The lender’s performance was complemented by the strong growth in loans as well as deposits in the quarter. Deposits in the quarter grew 22 per cent on-year with average current account deposits rising 27 per cent on-year.
Here are the major takeaways from the private sector bank’s earnings:
Better-than-expected operating show
ICICI Bank reported a 15 per cent year-on-year growth in its core operating profit for the December quarter, comfortably beating analysts’ estimate of high single-digit growth in pre-provision operating profit. The performance was helped by a tight leash on costs by the bank as expenses grew merely 3.7 per cent in the quarter.

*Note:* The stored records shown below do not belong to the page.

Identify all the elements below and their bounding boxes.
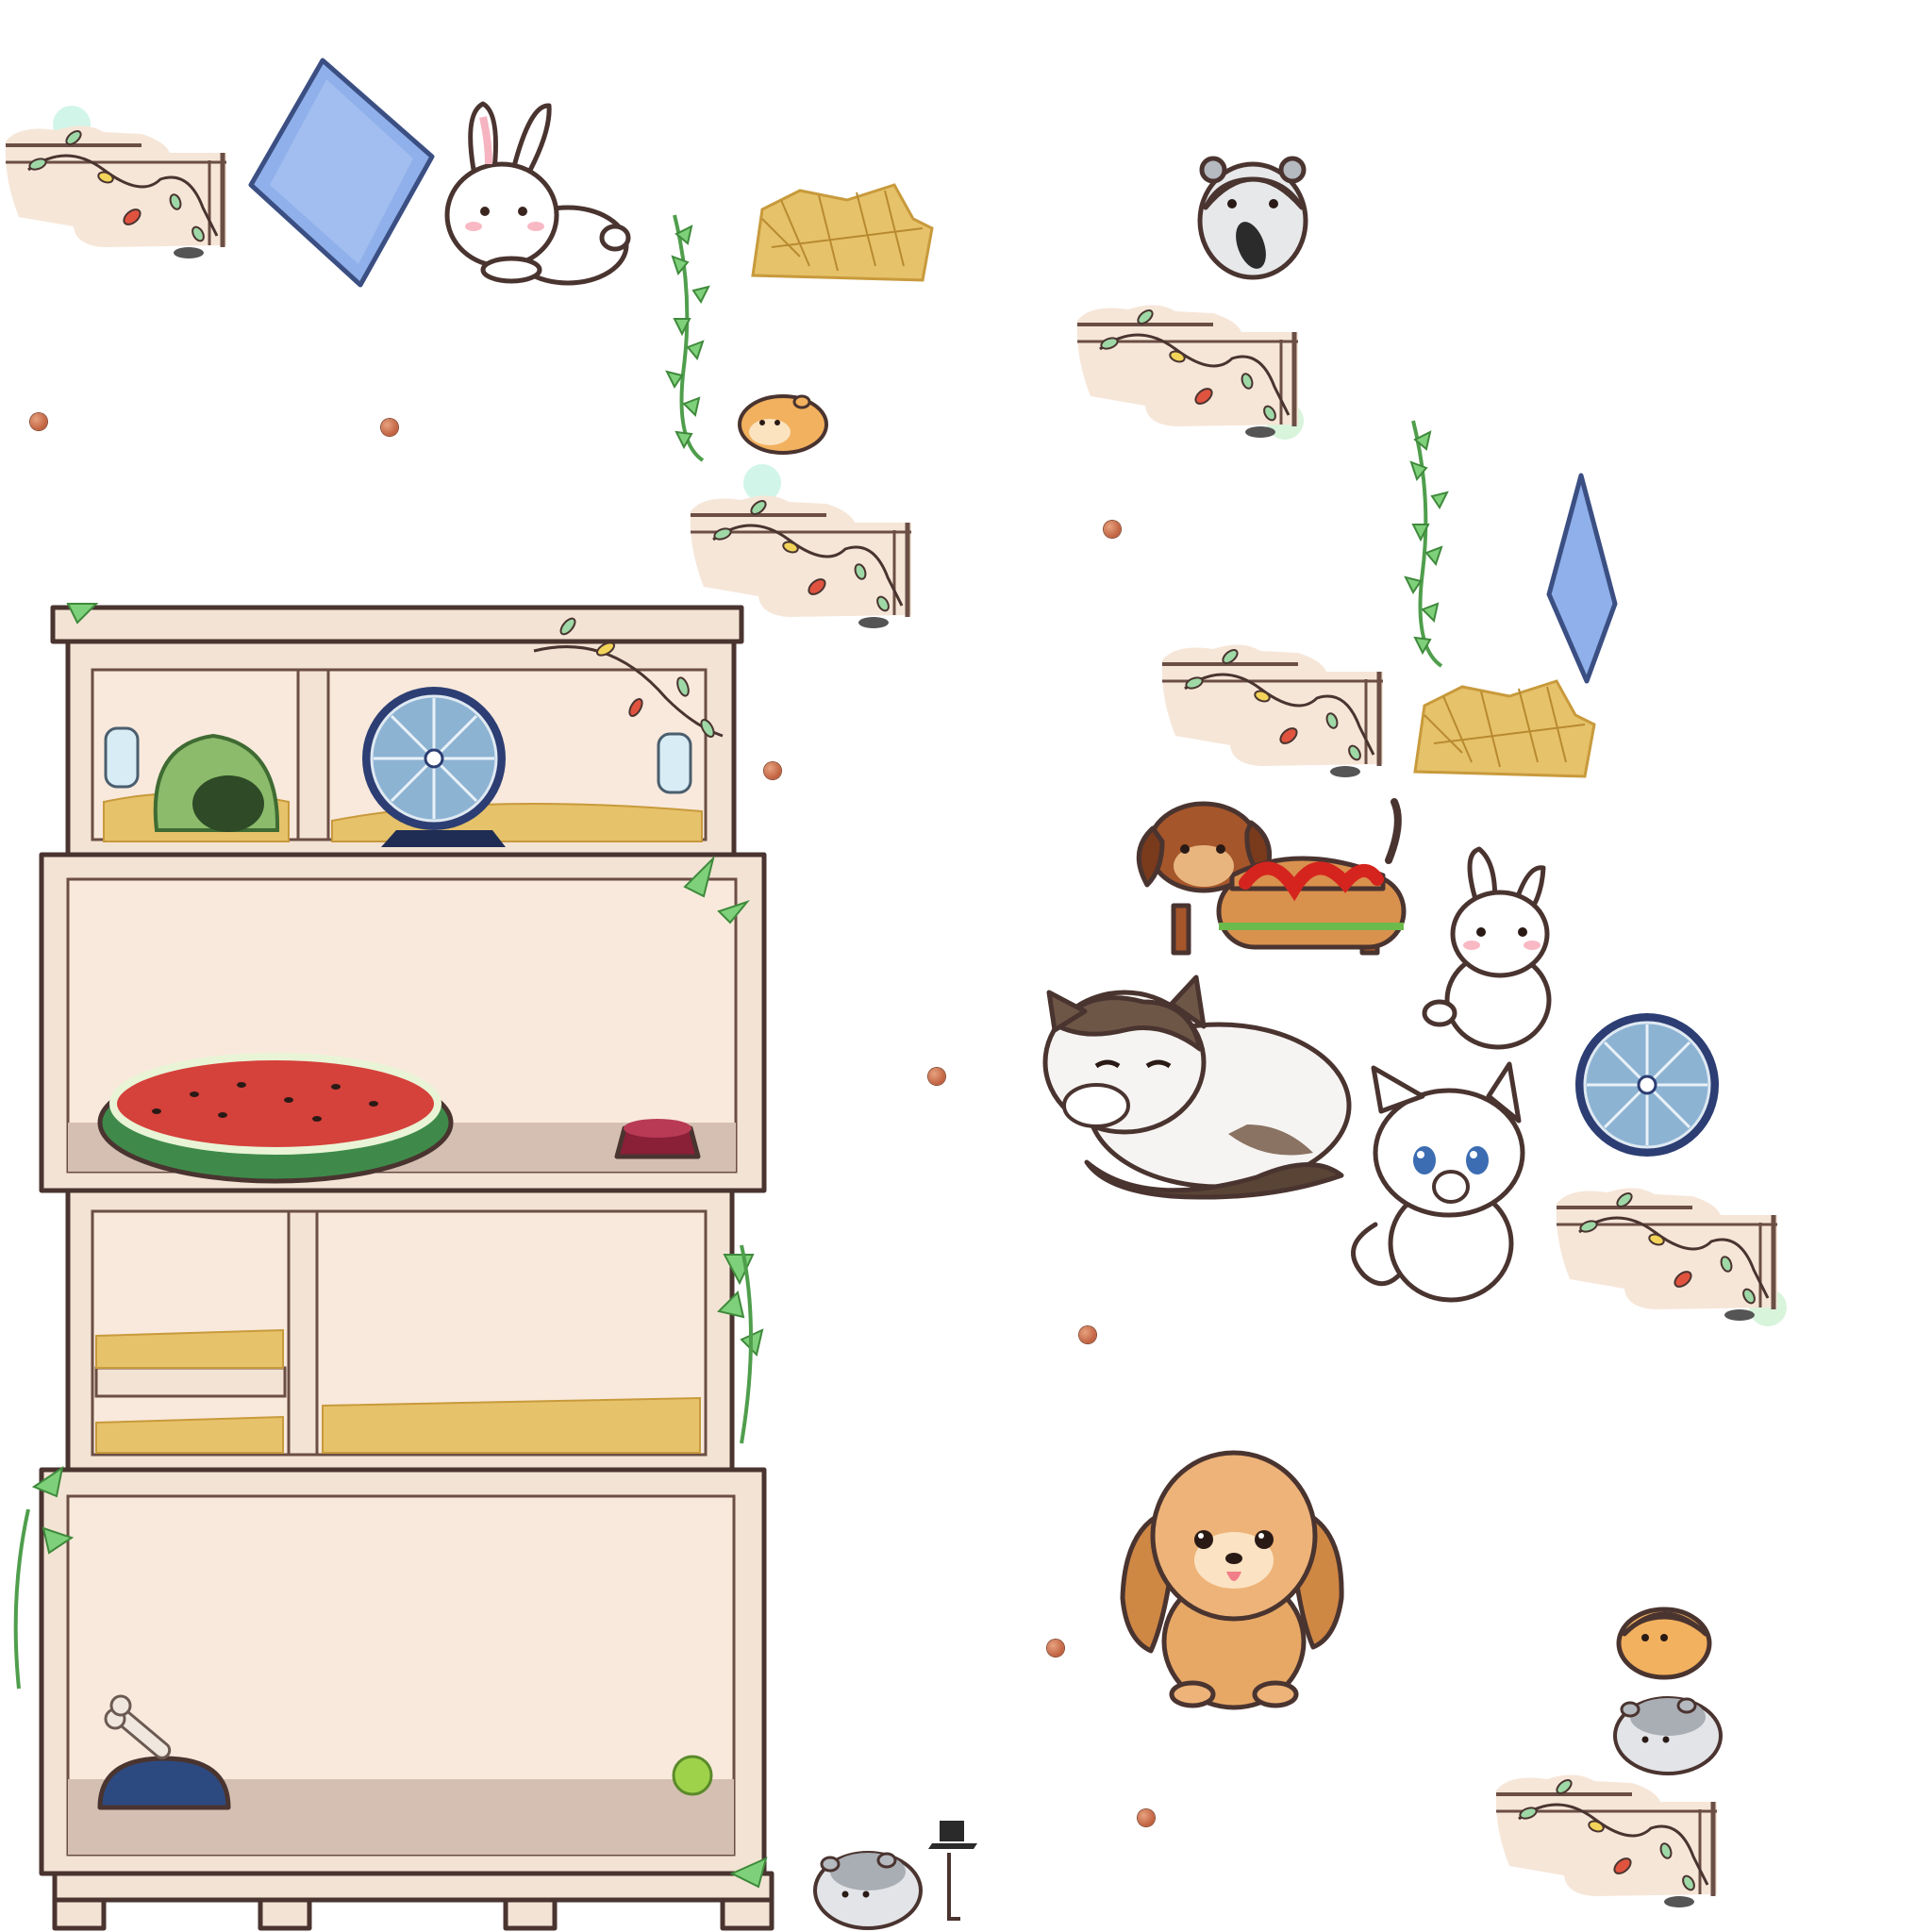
string-lights-shelf — [1072, 283, 1317, 472]
hay-pile — [1406, 668, 1604, 786]
orange-hamster — [1611, 1596, 1715, 1681]
hanging-vine — [1394, 419, 1479, 668]
white-kitten — [1347, 1058, 1536, 1304]
pellet — [1047, 1640, 1064, 1657]
pellet — [1079, 1326, 1096, 1343]
pellet — [30, 413, 47, 430]
white-bunny — [436, 94, 634, 292]
string-lights-shelf — [1157, 623, 1402, 811]
hotdog-dachshund — [1128, 785, 1411, 974]
orange-hamster — [736, 389, 840, 464]
hanging-vine — [656, 213, 741, 462]
pellet — [1138, 1809, 1155, 1826]
pellet — [381, 419, 398, 436]
string-lights-shelf — [1551, 1166, 1796, 1355]
pellet — [1104, 521, 1121, 538]
pellet — [928, 1068, 945, 1085]
blue-cushion — [1543, 472, 1628, 689]
blue-cushion — [247, 53, 436, 289]
string-lights-shelf — [1491, 1753, 1736, 1932]
pellet — [764, 762, 781, 779]
hay-pile — [743, 172, 941, 290]
grey-hamster-with-laptop — [808, 1815, 996, 1932]
white-bunny — [1422, 845, 1574, 1053]
exercise-wheel — [1572, 1009, 1723, 1160]
hamster-cabinet — [6, 594, 789, 1932]
grey-hamster — [1191, 142, 1323, 283]
string-lights-shelf — [0, 104, 245, 292]
golden-puppy — [1117, 1438, 1344, 1711]
fluffy-calico-cat — [1030, 964, 1352, 1209]
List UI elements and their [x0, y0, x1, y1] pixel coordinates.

Conservative NPA recognition policy
ICICI Bank adopted a more conservative policy on recognition of non-performing loans in its loan book, which should further provide comfort to analysts on the asset quality front. The change in policy resulted in higher provision on advances amounting to Rs. 2,096 crore during the December quarter for aligning provisions on the outstanding loans to the revised policy, the bank said.
Net NPA ratio sees uptick
While ICICI Bank’s net non-performing assets ratio contracted sequentially to 0.63 per cent on a reported basis, but not accounting for the Supreme Court’s standstill on bad loans recognition the same stood at 1.26 per cent, up 14 basis points from the previous quarter.
Fee income sees firm sequential recovery
The COVID-19 pandemic has taken its toll on the fee income-based businesses of banks, however, ICICI Bank reported a 15 per cent sequential growth in the segment reflecting the increase in customer spending, borrowing and investment activity.
Strong loan growth bodes well
The private sector lender reported a 13 per cent on-year rise in domestic loans for the quarter with retail loans growing 15 per cent. Retail loans comprised 65.6 per cent of the total loan portfolio at December 31, the bank said. Growth in the domestic corporate portfolio was around 10 per cent year-on-year driven by disbursements to higher rated corporates to meet their working capital and capital expenditure requirements.